Falta menos de um mês para o final do ano lectivo, mas a professora de Educação Especial Filipa Costa não sabe se terá forças para aguentar ainda esta recta final. Diz que está “exausta” e “desgastada psicologicamente” porque este tem sido um dos piores anos da sua vida.

Veio à manifestação de professores que se realizou neste sábado em Lisboa para lembrar que ela, e milhares de outros, foram “profundamente lesados” pelo concurso para os professores do quadro realizado no ano passado e que devido a uma alteração de regras, feita sem aviso prévio pelo Ministério da Educação, levou a que ficassem colocados a muitos quilómetros da sua área de residência.

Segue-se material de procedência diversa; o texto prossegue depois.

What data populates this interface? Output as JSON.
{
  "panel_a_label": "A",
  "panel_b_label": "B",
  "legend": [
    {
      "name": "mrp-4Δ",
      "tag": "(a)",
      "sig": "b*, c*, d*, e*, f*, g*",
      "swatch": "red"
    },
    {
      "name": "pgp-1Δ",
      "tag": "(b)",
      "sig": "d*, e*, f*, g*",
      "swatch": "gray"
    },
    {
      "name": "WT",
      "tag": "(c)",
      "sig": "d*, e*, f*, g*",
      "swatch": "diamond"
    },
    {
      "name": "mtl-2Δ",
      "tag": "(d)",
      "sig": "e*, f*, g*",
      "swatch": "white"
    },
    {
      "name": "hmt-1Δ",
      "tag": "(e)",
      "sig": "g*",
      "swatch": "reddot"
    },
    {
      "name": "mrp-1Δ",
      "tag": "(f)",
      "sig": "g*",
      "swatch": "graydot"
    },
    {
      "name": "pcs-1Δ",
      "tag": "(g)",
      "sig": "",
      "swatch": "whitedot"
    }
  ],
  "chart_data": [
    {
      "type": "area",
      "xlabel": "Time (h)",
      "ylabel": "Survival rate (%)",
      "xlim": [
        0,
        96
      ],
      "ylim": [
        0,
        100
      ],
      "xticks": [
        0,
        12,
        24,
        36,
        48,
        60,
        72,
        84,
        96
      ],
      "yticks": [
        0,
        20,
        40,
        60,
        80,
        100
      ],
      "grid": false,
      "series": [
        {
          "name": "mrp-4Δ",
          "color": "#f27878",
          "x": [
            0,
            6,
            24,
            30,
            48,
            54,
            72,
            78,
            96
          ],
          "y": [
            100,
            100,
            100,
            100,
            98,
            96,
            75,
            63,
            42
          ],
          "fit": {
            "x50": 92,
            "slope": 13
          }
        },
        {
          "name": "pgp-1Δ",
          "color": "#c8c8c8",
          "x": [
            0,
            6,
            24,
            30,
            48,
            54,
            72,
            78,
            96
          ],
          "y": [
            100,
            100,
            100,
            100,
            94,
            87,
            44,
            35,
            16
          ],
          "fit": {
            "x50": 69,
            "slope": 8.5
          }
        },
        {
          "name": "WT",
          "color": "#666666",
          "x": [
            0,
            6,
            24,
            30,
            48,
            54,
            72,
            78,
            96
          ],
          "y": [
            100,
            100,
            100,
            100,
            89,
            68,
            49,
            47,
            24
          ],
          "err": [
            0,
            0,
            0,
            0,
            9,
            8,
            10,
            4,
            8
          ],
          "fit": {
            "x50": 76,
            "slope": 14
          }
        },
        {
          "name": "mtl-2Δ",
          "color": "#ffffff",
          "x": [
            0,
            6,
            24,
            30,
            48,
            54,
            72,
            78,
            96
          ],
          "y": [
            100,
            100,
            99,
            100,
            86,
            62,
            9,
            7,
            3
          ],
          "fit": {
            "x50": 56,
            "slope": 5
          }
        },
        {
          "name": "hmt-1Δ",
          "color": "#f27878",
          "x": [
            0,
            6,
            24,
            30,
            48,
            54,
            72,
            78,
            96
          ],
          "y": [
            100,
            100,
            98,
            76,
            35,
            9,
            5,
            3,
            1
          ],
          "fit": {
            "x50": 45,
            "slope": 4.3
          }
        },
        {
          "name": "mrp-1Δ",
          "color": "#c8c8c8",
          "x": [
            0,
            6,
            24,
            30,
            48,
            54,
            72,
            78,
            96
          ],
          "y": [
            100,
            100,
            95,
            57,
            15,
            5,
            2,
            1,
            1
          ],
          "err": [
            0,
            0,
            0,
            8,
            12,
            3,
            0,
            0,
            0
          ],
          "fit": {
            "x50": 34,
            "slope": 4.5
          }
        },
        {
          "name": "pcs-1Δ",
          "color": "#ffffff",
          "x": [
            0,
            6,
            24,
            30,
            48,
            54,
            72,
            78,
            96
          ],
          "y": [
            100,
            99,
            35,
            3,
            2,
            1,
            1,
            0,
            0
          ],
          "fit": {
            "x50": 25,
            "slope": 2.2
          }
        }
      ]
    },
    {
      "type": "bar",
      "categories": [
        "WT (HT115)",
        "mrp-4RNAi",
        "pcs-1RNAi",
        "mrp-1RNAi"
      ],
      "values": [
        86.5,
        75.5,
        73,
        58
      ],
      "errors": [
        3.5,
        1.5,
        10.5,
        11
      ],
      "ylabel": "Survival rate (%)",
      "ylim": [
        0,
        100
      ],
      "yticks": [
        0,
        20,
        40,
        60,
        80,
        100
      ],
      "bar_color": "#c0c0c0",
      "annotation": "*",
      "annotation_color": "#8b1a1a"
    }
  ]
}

Souberam-no a 25 de Agosto de 2017, quando foram divulgados os resultados do concurso. Filipa Costa, 42 anos, professora há 16, vive em Guimarães e ficou colocada em Coruche, a mais de 300 quilómetros de casa. Na manifestação ostenta um cartaz onde resume o que passou desde então: “Tou tramada; Tou de viajem; Tou de rastos; Tou nas lonas...”

A manifestação nacional deste sábado foi convocada por todos os sindicatos de professores, como já tinha acontecido no último protesto de rua, realizado em Novembro, nas vésperas da aprovação do Orçamento do Estado para 2018, e nas greves de docentes ocorridas em Março. Tudo isto pela mesma razão: exigem que o Governo contabilize, para efeitos de progressão na carreira, os nove anos, quatro meses e dois dias em que as suas carreiras estiveram congeladas. Até agora, o Governo só acedeu em contar dois anos, nove meses e 18 dias.

“Só quero o que é meu. Não roubei... Trabalhei!”, lê-se no cartaz empunhado por uma professora que se aproxima do palco montado no Marquês de Pombal, em Lisboa, onde a manifestação teve início, sensivelmente ao mesmo tempo em que o líder da Federação Nacional da Educação (FNE), João Dias da Silva, lamenta que para “os banqueiros haja sempre folga orçamental”, enquanto os professores são “pisados” nos seus direitos.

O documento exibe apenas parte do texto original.